Thai racing driver (born 1985)

Munkong "Turbo" Sathienthirakul (born 6 October 1985) is a Thai racing driver currently competing in the TCR Asia Series. Having previously competed in the Thailand Super Series and Thai Touring Car Championship amongst others.

==Racing career==
Sathienthirakul began his career in 2000 in karting, he won three titles in karting up until 2002. In 2010, he switched to the Thai Touring Car Championship.
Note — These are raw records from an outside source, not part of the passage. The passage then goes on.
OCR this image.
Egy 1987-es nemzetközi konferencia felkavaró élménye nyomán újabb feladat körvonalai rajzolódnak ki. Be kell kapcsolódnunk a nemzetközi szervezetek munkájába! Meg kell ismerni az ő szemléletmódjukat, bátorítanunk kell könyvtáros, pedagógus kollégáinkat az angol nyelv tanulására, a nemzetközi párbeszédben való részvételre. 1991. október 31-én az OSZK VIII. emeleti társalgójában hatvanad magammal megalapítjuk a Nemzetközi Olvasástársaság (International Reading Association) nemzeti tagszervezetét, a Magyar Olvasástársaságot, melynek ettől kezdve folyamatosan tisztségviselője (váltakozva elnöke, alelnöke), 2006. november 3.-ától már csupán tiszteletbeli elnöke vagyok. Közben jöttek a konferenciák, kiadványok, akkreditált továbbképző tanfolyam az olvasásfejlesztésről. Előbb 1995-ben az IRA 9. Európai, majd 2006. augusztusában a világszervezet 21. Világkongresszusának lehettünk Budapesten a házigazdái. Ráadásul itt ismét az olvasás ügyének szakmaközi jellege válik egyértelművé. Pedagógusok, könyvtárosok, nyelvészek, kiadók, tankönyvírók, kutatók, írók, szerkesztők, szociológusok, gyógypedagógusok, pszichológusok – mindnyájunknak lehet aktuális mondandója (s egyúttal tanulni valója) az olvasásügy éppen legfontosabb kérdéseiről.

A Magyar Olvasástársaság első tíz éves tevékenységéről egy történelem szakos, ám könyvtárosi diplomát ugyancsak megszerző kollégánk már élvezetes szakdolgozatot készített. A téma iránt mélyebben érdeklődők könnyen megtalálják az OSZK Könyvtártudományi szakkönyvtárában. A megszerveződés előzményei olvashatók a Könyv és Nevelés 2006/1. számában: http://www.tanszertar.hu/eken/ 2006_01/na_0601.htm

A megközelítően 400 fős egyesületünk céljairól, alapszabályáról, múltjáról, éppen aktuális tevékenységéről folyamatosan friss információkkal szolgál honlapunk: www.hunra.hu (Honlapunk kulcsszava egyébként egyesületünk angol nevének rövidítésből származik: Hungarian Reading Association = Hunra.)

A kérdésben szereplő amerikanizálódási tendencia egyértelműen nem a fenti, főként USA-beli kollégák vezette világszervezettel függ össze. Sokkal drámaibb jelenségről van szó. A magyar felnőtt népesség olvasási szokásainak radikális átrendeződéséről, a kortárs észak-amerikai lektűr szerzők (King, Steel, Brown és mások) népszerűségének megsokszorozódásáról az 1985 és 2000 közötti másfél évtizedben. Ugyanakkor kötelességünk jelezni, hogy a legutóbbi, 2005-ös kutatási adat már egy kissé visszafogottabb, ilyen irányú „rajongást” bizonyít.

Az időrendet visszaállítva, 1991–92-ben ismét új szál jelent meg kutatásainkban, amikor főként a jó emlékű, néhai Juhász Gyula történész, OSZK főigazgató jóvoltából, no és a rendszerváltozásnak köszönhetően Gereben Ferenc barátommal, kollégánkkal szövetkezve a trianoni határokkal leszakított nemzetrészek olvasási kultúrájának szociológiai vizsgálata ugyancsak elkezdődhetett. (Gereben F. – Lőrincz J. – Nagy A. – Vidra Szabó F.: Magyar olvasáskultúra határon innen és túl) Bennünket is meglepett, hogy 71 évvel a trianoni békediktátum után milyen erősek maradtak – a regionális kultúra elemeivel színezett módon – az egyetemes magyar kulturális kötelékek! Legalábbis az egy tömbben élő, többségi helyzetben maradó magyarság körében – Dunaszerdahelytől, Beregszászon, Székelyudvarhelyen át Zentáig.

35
He raced in the Thai Honda Civic Cup in 2011, before switching to the Thailand Super Series, he finished the 2014 season second in the championship standings.
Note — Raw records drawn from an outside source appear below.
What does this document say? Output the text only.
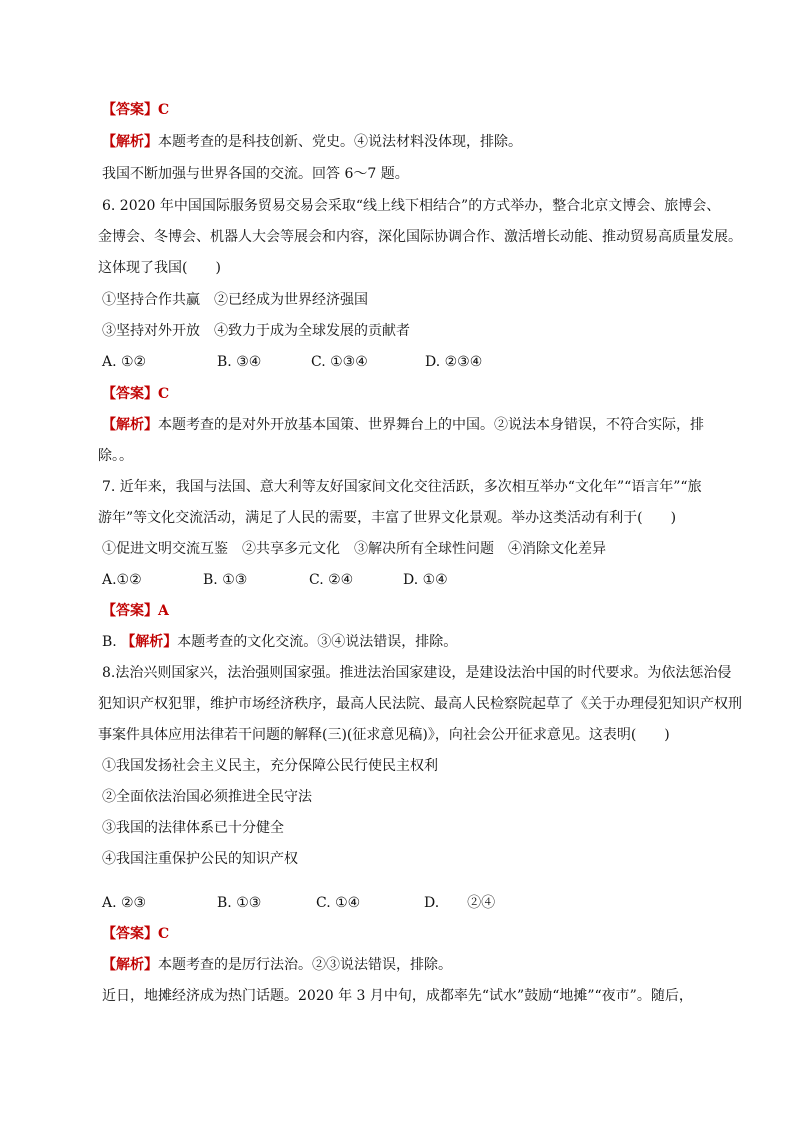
【答案】C
【解析】本题考查的是科技创新、党史。④说法材料没体现，排除。
我国不断加强与世界各国的交流。回答 6～7 题。
6. 2020 年中国国际服务贸易交易会采取“线上线下相结合”的方式举办，整合北京文博会、旅博会、
金博会、冬博会、机器人大会等展会和内容，深化国际协调合作、激活增长动能、推动贸易高质量发展。
这体现了我国(　　)
①坚持合作共赢　②已经成为世界经济强国
③坚持对外开放　④致力于成为全球发展的贡献者
A. ①②	B. ③④	C. ①③④	D. ②③④
【答案】C
【解析】本题考查的是对外开放基本国策、世界舞台上的中国。②说法本身错误，不符合实际，排
除。。
7. 近年来，我国与法国、意大利等友好国家间文化交往活跃，多次相互举办“文化年”“语言年”“旅
游年”等文化交流活动，满足了人民的需要，丰富了世界文化景观。举办这类活动有利于(　　)
①促进文明交流互鉴　②共享多元文化　③解决所有全球性问题　④消除文化差异
A.①②	B. ①③	C. ②④	D. ①④
【答案】A
B. 【解析】本题考查的文化交流。③④说法错误，排除。
8.法治兴则国家兴，法治强则国家强。推进法治国家建设，是建设法治中国的时代要求。为依法惩治侵
犯知识产权犯罪，维护市场经济秩序，最高人民法院、最高人民检察院起草了《关于办理侵犯知识产权刑
事案件具体应用法律若干问题的解释(三)(征求意见稿)》，向社会公开征求意见。这表明(　　)
①我国发扬社会主义民主，充分保障公民行使民主权利
②全面依法治国必须推进全民守法
③我国的法律体系已十分健全
④我国注重保护公民的知识产权
A. ②③	B. ①③	C. ①④	D.　　②④
【答案】C
【解析】本题考查的是厉行法治。②③说法错误，排除。
近日，地摊经济成为热门话题。2020 年 3 月中旬，成都率先“试水”鼓励“地摊”“夜市”。随后，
In October 2015, it was announced that Sathienthirakul would race in the TCR Asia Series & TCR International Series, driving a SEAT León Cup Racer for Craft-Bamboo Racing.

==Racing record==

===Complete TCR International Series results===
(key) (Races in bold indicate pole position) (Races in italics indicate fastest lap)
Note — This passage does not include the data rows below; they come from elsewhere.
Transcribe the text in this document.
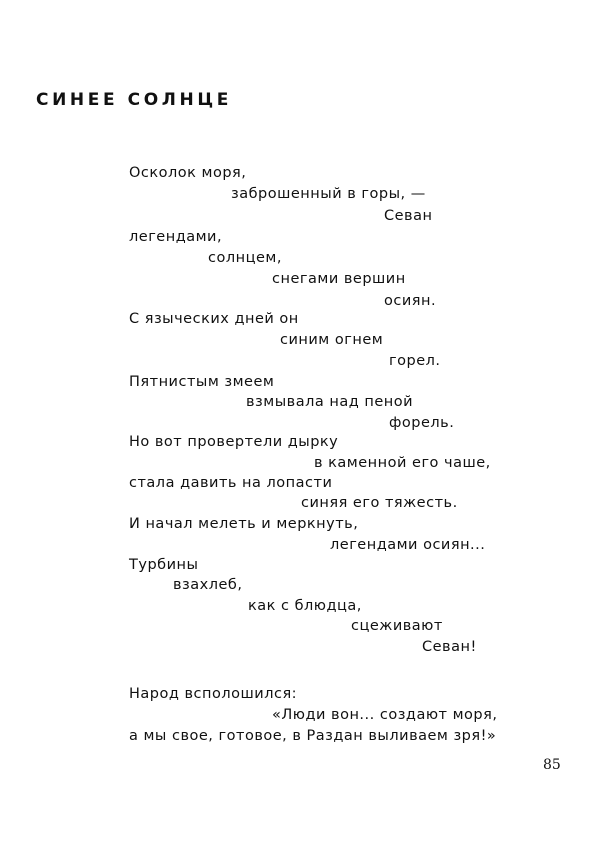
СИНЕЕ СОЛНЦЕ
Осколок моря,
заброшенный в горы, —
Севан
легендами,
солнцем,
снегами вершин
осиян.
С языческих дней он
синим огнем
горел.
Пятнистым змеем
взмывала над пеной
форель.
Но вот провертели дырку
в каменной его чаше,
стала давить на лопасти
синяя его тяжесть.
И начал мелеть и меркнуть,
легендами осиян...
Турбины
взахлеб,
как с блюдца,
сцеживают
Севан!
Народ всполошился:
«Люди вон... создают моря,
а мы свое, готовое, в Раздан выливаем зря!»
85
Year: Team; Car; 1; 2; 3; 4; 5; 6; 7; 8; 9; 10; 11; 12; 13; 14; 15; 16; 17; 18; 19; 20; 21; 22; DC; Points
2015: Craft-Bamboo Racing; SEAT León Cup Racer; SEP 1; SEP 2; SHA 1; SHA 2; VAL 1; VAL 2; ALG 1; ALG 2; MNZ 1; MNZ 2; SAL 1; SAL 2; SOC 1; SOC 2; RBR 1; RBR 2; MRN 1; MRN 2; CHA 1 11; CHA 2 9; MAC 1; MAC 2; 38th; 2
2016: Liqui Moly Team Engstler; Volkswagen Golf GTI TCR; BHR 1; BHR 2; EST 1; EST 2; SPA 1; SPA 2; IMO 1; IMO 2; SAL 1; SAL 2; OSC 1; OSC 2; SOC 1; SOC 2; CHA 1 12; CHA 2 Ret; MRN 1; MRN 2; SEP 1; SEP 2; MAC 1; MAC 2; NC; 0
2017: DG Sport Compétition; Opel Astra TCR; RIM 1; RIM 2; BHR 1; BHR 2; SPA 1; SPA 2; MNZ 1; MNZ 2; SAL 1; SAL 2; HUN 1; HUN 2; OSC 1; OSC 2; CHA 1 14; CHA 2 12; ZHE 1; ZHE 2; DUB 1; DUB 2; NC; 0

===Complete TCR Europe Series results===
(key) (Races in bold indicate pole position) (Races in italics indicate fastest lap)

Year: Team; Car; 1; 2; 3; 4; 5; 6; 7; 8; 9; 10; 11; 12; 13; 14; DC; Points
2018: Monlau Competición; CUPRA León TCR; LEC 1; LEC 2; ZAN 1; ZAN 2; SPA 1 12; SPA 2 15; HUN 1; HUN 2; ASS 1 20†; ASS 2 15; MNZ 1; MNZ 2; CAT 1 18; CAT 2 Ret; 33rd; 0

^{†} Driver did not finish, but was classified as he completed over 75% of the race distance.